Hi Guys ...need some help here Please. I'm in the process of tar papering the shop roof so I can start on the singles. My question is this ...How much overlap is needed on the tar paper for a "good" job? ... I have a friend that used to do roofing tell me 50% over lap ...then the store guys said 3 or 4 inches. I live in and area that doesn't get lots of rain, but I'll like to do a "good" job on my shop ...without going over board. Any help would be appreiated! ...Mark
04-05-2004 02:33 PM
A lot of todays roofers don't even use the tar paper. Don't know if the shingles are better quality today, doubt it. I would say that a 4 in overlap is fine.
04-05-2004 02:36 PM
As far as I know there should be a line present along one side of the roll to act as an overlap guide. There is on Ice and Water shield anyway.
04-05-2004 03:02 PM
How much overlap you need really depends on the slope of your roof. Most roofing material will have the manufacturer's recommendations printed on the paper that wraps the roll together. "Fifteen pound" tar paper is really just an underlayment and should not be used as finish roofing. It just won't hold up. There are roll roofing products made to be used as a finish layer. Most of these have a coating-chips and bits-attached to about half the width, making the required overlap easy to gauge. The lines on the tar paper are generally guides for applying shingles on top of them, but may help you gauge your overlap. Shingles come rated in pounds per square (100 sq ft coverage), usually 3 bundles of shingles per square. The higher the weight, usually the longer the guarantee. The best ones are now 40 year. Shingle overlap, drip edge requirements etc., are also printed on the shingle package, or on a fact sheet available from the dealer. You might also look into metal roofing. It comes in widths that typically cover 3 feet and can be ordered to fit your roof-maybe even 30' long. Goes on fast and lasts 2x what shingles do. Again, what kind of roof material you do is related to the slope of your roof. And your budget. But a tarpaper roof won't last a year.
04-05-2004 03:17 PM
this is a 1:3 slope roof. I don't plan to just leave the tar paper uncovered, I've got singles ready to go. This tar paper is marked "ASTM 30" ...seems heavy, not sure what #15 paper looks like. But I have 1280 sq. ft. of roof to cover.
04-05-2004 08:00 PM
I have done a few roofs. What I usually do is put the bottom row on. The next row is overlapped to the line on the paper of the forst row, and so on. The tar paper will seal itself from the heat in the summer, but don't leave it uncovered for an extended time period. I have never had one of my roofs leak doing it that way.
04-06-2004 12:21 AM
Adtkart is right on, Ca. weather that should hold up fine. Don't forget the flashing on the edges. :D Dan
04-06-2004 01:46 AM
Mainly the felt paper is a precautionary measure until you get your shingles on. 3"-4" overlap is fine. Just staple along both edges or use the tab nails to hold it good along the edge until you get the shingles on. Also when you start your shingles...quite a few just take the starter row and turn it upside down. The way I do it is to cut off the three tabs and put the glue strip at the bottom for the starter. Then when the next shingle goes on top the three tabs are glued down. Have fun!!!! I hate roofing with a passion and seems like every year I end up having to roof something. Oh yea...don't forget the drip edge like Dinger stated.
04-06-2004 08:00 PM
Kevin is right. Only 3-4 inches overlap on the tar paper is fine. Use the three tab shingles upside down for your starter row. Don't forget the drip flashing and if you can overhang the first row about an inch. That should do it. For the ridge row, make them out of three tab shingles and start on each end and work to the center then your final shingle will seal it up and look good.
04-06-2004 10:20 PM
The way I do it is to cut off the three tabs and put the glue strip at the bottom for the starter.
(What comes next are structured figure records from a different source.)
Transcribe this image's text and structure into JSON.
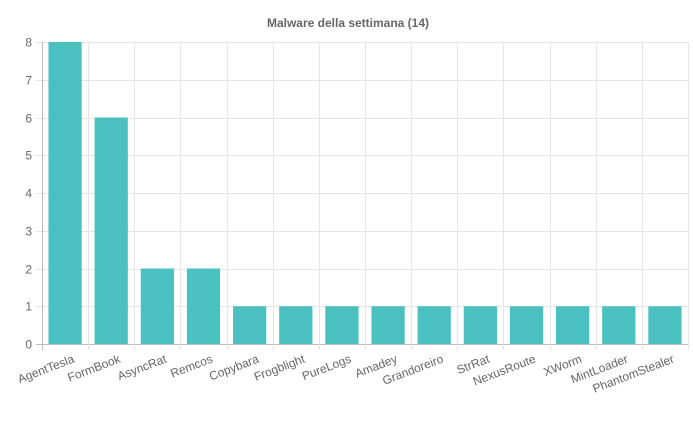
{
  "chart_data": {
    "type": "bar",
    "title": "Malware della settimana (14)",
    "xlabel": "",
    "ylabel": "",
    "categories": [
      "AgentTesla",
      "FormBook",
      "AsyncRat",
      "Remcos",
      "Copybara",
      "Frogblight",
      "PureLogs",
      "Amadey",
      "Grandoreiro",
      "StrRat",
      "NexusRoute",
      "XWorm",
      "MintLoader",
      "PhantomStealer"
    ],
    "values": [
      8,
      6,
      2,
      2,
      1,
      1,
      1,
      1,
      1,
      1,
      1,
      1,
      1,
      1
    ],
    "ylim": [
      0,
      8
    ],
    "y_ticks": [
      "0",
      "1",
      "2",
      "3",
      "4",
      "5",
      "6",
      "7",
      "8"
    ],
    "grid": true,
    "legend": "none",
    "bar_color": "#4bc0c0",
    "grid_color": "#e5e5e5",
    "text_color": "#666666"
  }
}
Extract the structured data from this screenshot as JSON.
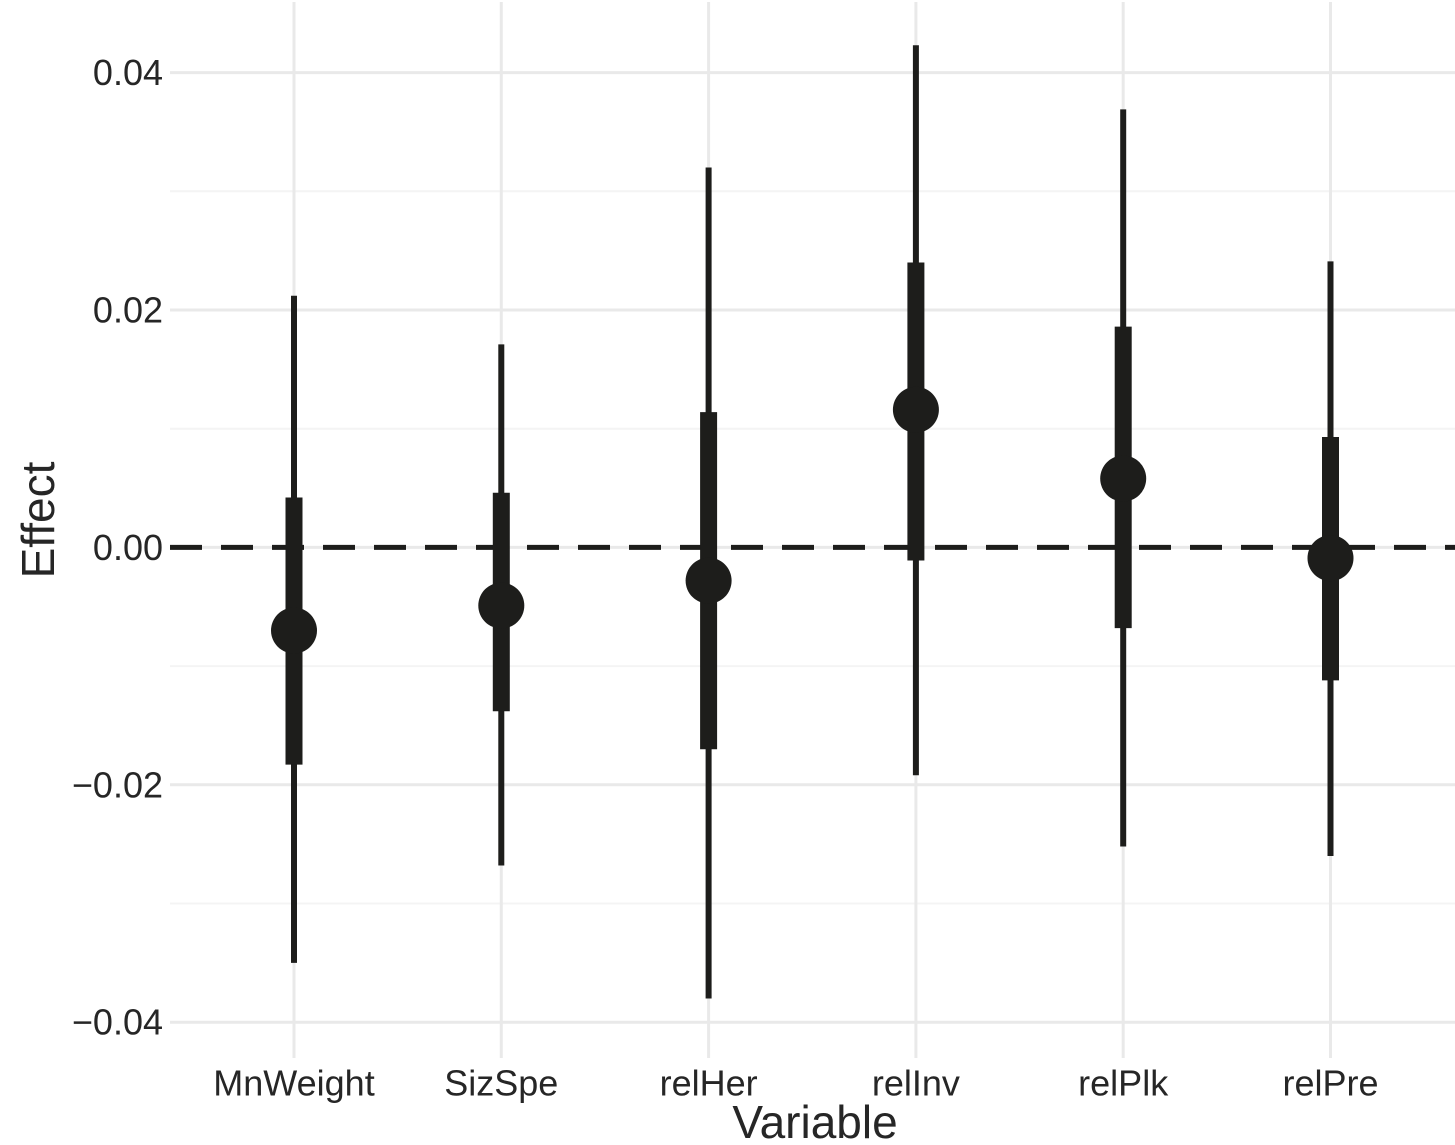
{
  "figure": {
    "background": "#ffffff",
    "text_color": "#262626",
    "series_color": "#1d1d1b",
    "gridline_major_color": "#e9e9e9",
    "gridline_minor_color": "#f4f4f4"
  },
  "chart_data": {
    "type": "scatter",
    "subtype": "point-interval coefficient (forest) plot: dot = estimate, thick bar = inner interval, thin line = outer interval",
    "title": "",
    "xlabel": "Variable",
    "ylabel": "Effect",
    "categories": [
      "MnWeight",
      "SizSpe",
      "relHer",
      "relInv",
      "relPlk",
      "relPre"
    ],
    "ylim": [
      -0.0445,
      0.0455
    ],
    "yticks": [
      0.04,
      0.02,
      0.0,
      -0.02,
      -0.04
    ],
    "ytick_labels": [
      "0.04",
      "0.02",
      "0.00",
      "−0.02",
      "−0.04"
    ],
    "yticks_minor": [
      0.03,
      0.01,
      -0.01,
      -0.03
    ],
    "reference_line": {
      "y": 0.0,
      "style": "dashed",
      "color": "#1d1d1b"
    },
    "grid": "light horizontal major+minor gridlines; light vertical gridline at each category; no legend",
    "legend": "none",
    "series": [
      {
        "variable": "MnWeight",
        "estimate": -0.007,
        "thick_low": -0.0183,
        "thick_high": 0.0042,
        "thin_low": -0.035,
        "thin_high": 0.0212
      },
      {
        "variable": "SizSpe",
        "estimate": -0.0049,
        "thick_low": -0.0138,
        "thick_high": 0.0046,
        "thin_low": -0.0268,
        "thin_high": 0.0171
      },
      {
        "variable": "relHer",
        "estimate": -0.0028,
        "thick_low": -0.017,
        "thick_high": 0.0114,
        "thin_low": -0.038,
        "thin_high": 0.032
      },
      {
        "variable": "relInv",
        "estimate": 0.0116,
        "thick_low": -0.0011,
        "thick_high": 0.024,
        "thin_low": -0.0192,
        "thin_high": 0.0423
      },
      {
        "variable": "relPlk",
        "estimate": 0.0058,
        "thick_low": -0.0068,
        "thick_high": 0.0186,
        "thin_low": -0.0252,
        "thin_high": 0.0369
      },
      {
        "variable": "relPre",
        "estimate": -0.0009,
        "thick_low": -0.0112,
        "thick_high": 0.0093,
        "thin_low": -0.026,
        "thin_high": 0.0241
      }
    ]
  }
}
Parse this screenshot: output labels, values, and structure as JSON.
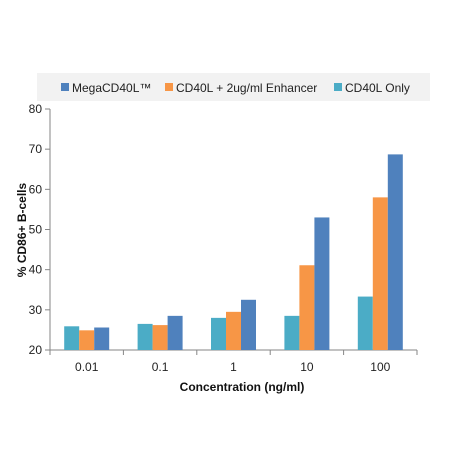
{
  "chart_data": {
    "type": "bar",
    "categories": [
      "0.01",
      "0.1",
      "1",
      "10",
      "100"
    ],
    "series": [
      {
        "name": "CD40L Only",
        "color": "#4bacc6",
        "values": [
          25.9,
          26.5,
          28.0,
          28.5,
          33.3
        ]
      },
      {
        "name": "CD40L + 2ug/ml Enhancer",
        "color": "#f79646",
        "values": [
          24.9,
          26.2,
          29.5,
          41.1,
          58.0
        ]
      },
      {
        "name": "MegaCD40L™",
        "color": "#4f81bd",
        "values": [
          25.6,
          28.5,
          32.5,
          53.0,
          68.7
        ]
      }
    ],
    "legend_order": [
      2,
      1,
      0
    ],
    "legend_position": "top",
    "xlabel": "Concentration (ng/ml)",
    "ylabel": "% CD86+ B-cells",
    "ylim": [
      20,
      80
    ],
    "yticks": [
      "20",
      "30",
      "40",
      "50",
      "60",
      "70",
      "80"
    ],
    "grid": false
  }
}
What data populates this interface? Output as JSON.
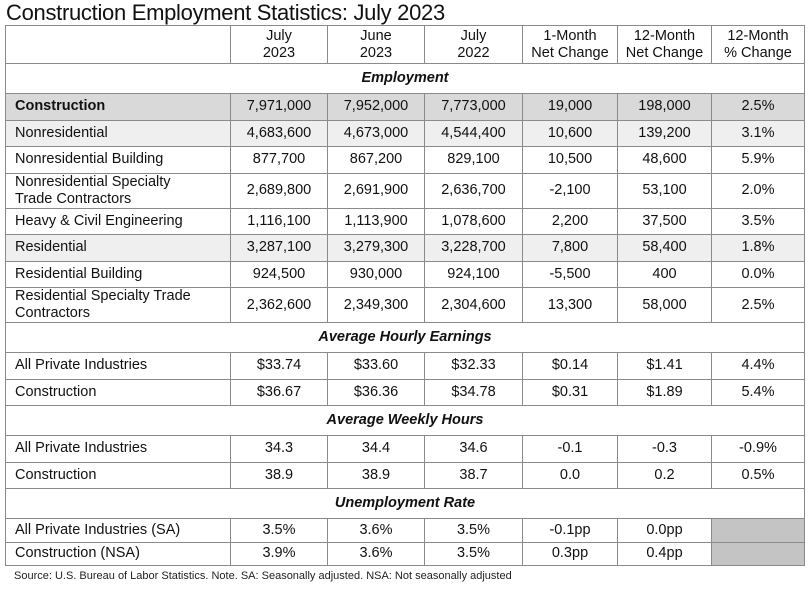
{
  "title": "Construction Employment Statistics: July 2023",
  "columns": [
    [
      "July",
      "2023"
    ],
    [
      "June",
      "2023"
    ],
    [
      "July",
      "2022"
    ],
    [
      "1-Month",
      "Net Change"
    ],
    [
      "12-Month",
      "Net Change"
    ],
    [
      "12-Month",
      "% Change"
    ]
  ],
  "sections": [
    {
      "heading": "Employment",
      "rows": [
        {
          "label": "Construction",
          "shade": "dark",
          "values": [
            "7,971,000",
            "7,952,000",
            "7,773,000",
            "19,000",
            "198,000",
            "2.5%"
          ]
        },
        {
          "label": "Nonresidential",
          "shade": "light",
          "values": [
            "4,683,600",
            "4,673,000",
            "4,544,400",
            "10,600",
            "139,200",
            "3.1%"
          ]
        },
        {
          "label": "Nonresidential Building",
          "shade": "",
          "values": [
            "877,700",
            "867,200",
            "829,100",
            "10,500",
            "48,600",
            "5.9%"
          ]
        },
        {
          "label": "Nonresidential Specialty Trade Contractors",
          "shade": "",
          "values": [
            "2,689,800",
            "2,691,900",
            "2,636,700",
            "-2,100",
            "53,100",
            "2.0%"
          ]
        },
        {
          "label": "Heavy & Civil Engineering",
          "shade": "",
          "values": [
            "1,116,100",
            "1,113,900",
            "1,078,600",
            "2,200",
            "37,500",
            "3.5%"
          ]
        },
        {
          "label": "Residential",
          "shade": "light",
          "values": [
            "3,287,100",
            "3,279,300",
            "3,228,700",
            "7,800",
            "58,400",
            "1.8%"
          ]
        },
        {
          "label": "Residential Building",
          "shade": "",
          "values": [
            "924,500",
            "930,000",
            "924,100",
            "-5,500",
            "400",
            "0.0%"
          ]
        },
        {
          "label": "Residential Specialty Trade Contractors",
          "shade": "",
          "values": [
            "2,362,600",
            "2,349,300",
            "2,304,600",
            "13,300",
            "58,000",
            "2.5%"
          ]
        }
      ]
    },
    {
      "heading": "Average Hourly Earnings",
      "rows": [
        {
          "label": "All Private Industries",
          "shade": "",
          "values": [
            "$33.74",
            "$33.60",
            "$32.33",
            "$0.14",
            "$1.41",
            "4.4%"
          ]
        },
        {
          "label": "Construction",
          "shade": "",
          "values": [
            "$36.67",
            "$36.36",
            "$34.78",
            "$0.31",
            "$1.89",
            "5.4%"
          ]
        }
      ]
    },
    {
      "heading": "Average Weekly Hours",
      "rows": [
        {
          "label": "All Private Industries",
          "shade": "",
          "values": [
            "34.3",
            "34.4",
            "34.6",
            "-0.1",
            "-0.3",
            "-0.9%"
          ]
        },
        {
          "label": "Construction",
          "shade": "",
          "values": [
            "38.9",
            "38.9",
            "38.7",
            "0.0",
            "0.2",
            "0.5%"
          ]
        }
      ]
    },
    {
      "heading": "Unemployment Rate",
      "rows": [
        {
          "label": "All Private Industries (SA)",
          "shade": "",
          "values": [
            "3.5%",
            "3.6%",
            "3.5%",
            "-0.1pp",
            "0.0pp",
            null
          ]
        },
        {
          "label": "Construction (NSA)",
          "shade": "",
          "values": [
            "3.9%",
            "3.6%",
            "3.5%",
            "0.3pp",
            "0.4pp",
            null
          ]
        }
      ]
    }
  ],
  "source": "Source: U.S. Bureau of Labor Statistics.  Note. SA: Seasonally adjusted.  NSA: Not seasonally adjusted"
}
That is also the way I do it, but I also add some black roof cement that comes in a caulk tube. What happens more often than not in high wind is the first row lifts and wind gets under, if you glue it down you lessen that risk.
If the building is not heated or cooled then you do not need tar paper as it is mostly a vapor barrier but I always use it because you never know what you will do in the future. Again as said the overlap is not that big a thing as no rain will ever get to it unless you did a bad shingle job.
04-13-2004 08:48 PM
The higher the pitch, the less chance you will have for it leaking. The felt paper is cheap enough that you should really use it no matter what the pitch.